In April I received an email from “Mary Osborne”. It turned out to be Klaus using his wife’s email much in the same way I use Becki’s email. I had said at the website that “It’s is a small world” and he said it that “indeed it was a small world” and explained to me his simple contribution to Tuschl’s discovery of siRNA. He also said that he remembered our exchanges. Needless to say, I was thrilled to hear from him this one last time.

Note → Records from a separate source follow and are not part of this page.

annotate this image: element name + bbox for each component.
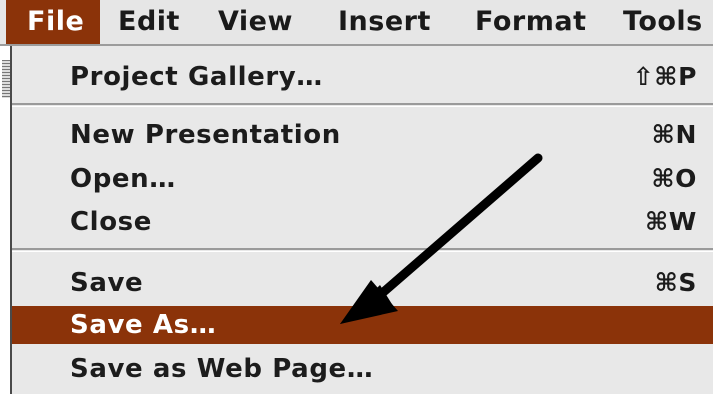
menu-item-close[interactable]: Close ⌘W [12, 203, 713, 241]
menu-item-label: Project Gallery… [70, 62, 323, 92]
file-menu-dropdown: Project Gallery… ⇧⌘P New Presentation ⌘N… [2, 46, 713, 394]
menu-file[interactable]: File [6, 0, 100, 44]
menu-item-shortcut: ⇧⌘P [632, 62, 697, 91]
menu-insert[interactable]: Insert [338, 0, 431, 44]
menu-edit[interactable]: Edit [118, 0, 180, 44]
menu-item-label: Close [70, 207, 152, 237]
menu-item-open[interactable]: Open… ⌘O [12, 160, 713, 198]
menu-item-project-gallery[interactable]: Project Gallery… ⇧⌘P [12, 58, 713, 96]
menu-grip-icon[interactable] [2, 60, 10, 98]
menu-item-new-presentation[interactable]: New Presentation ⌘N [12, 116, 713, 154]
menu-item-shortcut: ⌘N [651, 120, 697, 149]
menu-item-save[interactable]: Save ⌘S [12, 264, 713, 302]
menu-item-label: Save As… [70, 310, 217, 340]
menu-item-save-as[interactable]: Save As… [12, 306, 713, 344]
menu-item-shortcut: ⌘W [645, 207, 697, 236]
menu-view[interactable]: View [218, 0, 293, 44]
menu-item-label: Save as Web Page… [70, 354, 374, 384]
menu-item-label: Open… [70, 164, 176, 194]
menu-item-shortcut: ⌘S [654, 268, 697, 297]
menu-separator [12, 248, 713, 252]
menu-item-label: Save [70, 268, 144, 298]
menu-format[interactable]: Format [475, 0, 586, 44]
menu-bar: File Edit View Insert Format Tools [0, 0, 713, 46]
menu-separator [12, 103, 713, 107]
menu-tools[interactable]: Tools [623, 0, 703, 44]
menu-item-label: New Presentation [70, 120, 341, 150]
menu-item-shortcut: ⌘O [651, 164, 697, 193]
menu-item-save-as-web-page[interactable]: Save as Web Page… [12, 350, 713, 388]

I went back to that seminal paper to look more closely at his ‘small’ contribution from his own description. When I looked at the particular experiment that was used to demonstrate that Tuschl’s invention worked, I realized a lasting connection. When we met at the Shoreham Hotel nineteen years earlier, one of the antibodies that I had provided to him stained the nuclear envelope, a protein called “lamin”. I think before showing me the pictures, Klaus had already realized the power of mono-specific monoclonal antibodies. His lab proceeded to make them and use them extensively in his research. Although not the very same antibody that I had prepared, his anti-lamin antibody was the one that was used elegantly to demonstrate shutdown of lamin expression with siRNA targeting the lamin messenger RNA, e.g. gene silencing. This entire story is emblematic of how discovery science works.
In the ensuing nine years that seminal siRNA paper has received close to 6000 citations from other research papers, and siRNA-based drugs are now progressing through the early stages of clinical development.